The Surfer
Shaun Tait is recovering well from his injury and met Chloe Saltau in The Age :
"Coming back from injury, it's hard to know where you are. The selectors rang me up not long after the surgery to see how things were going but I'm not really sure, to be honest … My throwing at the moment is not 100 per cent, and they're not going to pick me if I can't throw.
Last week Shabbir Ahmed became the first bowler to be banned for 12 months under the new bowling review regulations
The Daily Telegraph’s Tim Morrissey complains about Glenn McGrath’s resting from his home-ground and asks Cricket Australia to revisit its rotation policy
No pirate roaming around in the seven seas could have created more mayhem than did Sanath Jayasuriya at the SCG yesterday. He might as well have put a knife in his mouth, worn an eyepatch, raised the Jolly Roger and swung from the rafters and been done with it. Within a few minutes of his arrival on the scene, the bowlers were quaking in their boots. Nor did he content himself with a few shots across the bows. Instead, he slashed and carved and eventually grabbed a rope and took charge of the opposing vessel.
Stephen Brenkley writes an interesting article on Dusty Rhodes , who played once for England in 1959 and who was called for throwing:
Rhodes, who played for England in 1959, had his life changed forever on 7 May 1960. The umpire Paul Gibb no-balled him six times for throwing (imagine that now). "Until then, it had never crossed my mind. But that started it all off." The next year, he was reported after one match and called by Gibb again in another.
Mike Atherton comments in the Sunday Telegraph that modern players are increasingly ignorant of the players that came before them
Therein lies the importance of an understanding of the past for today's sportsman. It won't make him a better player, but it gives him a link with both the past and the future; it provides some context and some meaning, so that, long after the bones have stiffened and the eyes have gone, it still matters. He is simply one link in the chain.
Shane Warne’s life really will be a soap opera when he makes a guest performance on Neighbours .
The Sunday Times have a "Big Interview" with Andrew Flintoff
We enter the suburb of Bowden and his mind returns to a frantic afternoon he once spent in a park here with his pet boxer dogs, Fred and Arnold. Why did he buy two boxers? Because he read in some book that they are “alert and sharp with a lifelong puppyish behaviour” and thought it sounded a bit like him.
Nari Contractor looks back at the 1960-61 series he played against Pakistan and talks about the pressure of playing against the arch-rivals.
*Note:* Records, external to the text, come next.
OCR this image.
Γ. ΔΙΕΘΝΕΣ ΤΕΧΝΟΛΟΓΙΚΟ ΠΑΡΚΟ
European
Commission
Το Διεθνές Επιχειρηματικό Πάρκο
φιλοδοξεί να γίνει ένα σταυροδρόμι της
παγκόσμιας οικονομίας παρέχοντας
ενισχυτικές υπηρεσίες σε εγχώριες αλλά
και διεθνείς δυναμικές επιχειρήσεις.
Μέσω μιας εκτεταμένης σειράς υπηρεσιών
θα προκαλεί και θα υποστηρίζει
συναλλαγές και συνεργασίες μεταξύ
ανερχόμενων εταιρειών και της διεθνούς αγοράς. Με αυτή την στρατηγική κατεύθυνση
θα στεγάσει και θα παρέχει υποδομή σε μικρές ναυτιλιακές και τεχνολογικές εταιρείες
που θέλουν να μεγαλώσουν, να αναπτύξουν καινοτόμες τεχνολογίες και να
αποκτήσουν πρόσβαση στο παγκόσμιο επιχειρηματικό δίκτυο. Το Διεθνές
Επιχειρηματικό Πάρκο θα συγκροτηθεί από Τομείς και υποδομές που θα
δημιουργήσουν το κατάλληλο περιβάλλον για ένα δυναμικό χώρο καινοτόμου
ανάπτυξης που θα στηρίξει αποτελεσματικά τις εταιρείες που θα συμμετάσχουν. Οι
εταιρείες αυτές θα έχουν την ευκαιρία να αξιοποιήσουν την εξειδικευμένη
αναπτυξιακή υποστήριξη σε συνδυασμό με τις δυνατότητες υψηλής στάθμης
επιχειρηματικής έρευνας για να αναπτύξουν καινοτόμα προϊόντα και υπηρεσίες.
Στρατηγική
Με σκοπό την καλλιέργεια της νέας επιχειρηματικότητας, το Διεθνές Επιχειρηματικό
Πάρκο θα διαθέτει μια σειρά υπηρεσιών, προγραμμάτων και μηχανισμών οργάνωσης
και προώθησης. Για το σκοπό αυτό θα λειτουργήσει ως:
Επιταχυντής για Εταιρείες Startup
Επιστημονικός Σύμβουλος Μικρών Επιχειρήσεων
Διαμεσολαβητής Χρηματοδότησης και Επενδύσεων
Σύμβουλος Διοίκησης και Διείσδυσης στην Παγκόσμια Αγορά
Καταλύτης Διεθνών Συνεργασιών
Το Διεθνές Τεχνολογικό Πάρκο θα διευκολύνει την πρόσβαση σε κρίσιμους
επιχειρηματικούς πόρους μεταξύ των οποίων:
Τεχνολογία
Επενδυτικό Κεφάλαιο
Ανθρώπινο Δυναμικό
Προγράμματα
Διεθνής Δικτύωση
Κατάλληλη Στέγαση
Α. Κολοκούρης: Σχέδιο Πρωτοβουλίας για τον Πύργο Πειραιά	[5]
Fancy your coach digging graves to make ends meet
Many to this day will have nightmares of what could have been. Often as a fledgling sportsman trying to make the grade, you are forced to roll up the sleeves and seek employment to make ends meet whilst spending whatever spare time you have forging a career in your chosen sporting field. Often that secondary career choice is suspect.
Peter Roebuck criticises the pitch at Lahore and hopes Faisalabad doesn't present a curate' egg
Bland surfaces drain all the life from the contest. A restaurant that serves only dull curry will not last long. Honesty is needed or the game cannot progress. Let's face it, the Lahore Test was boring and the pitch was a stinker. It must not happen again or the series will be a dud.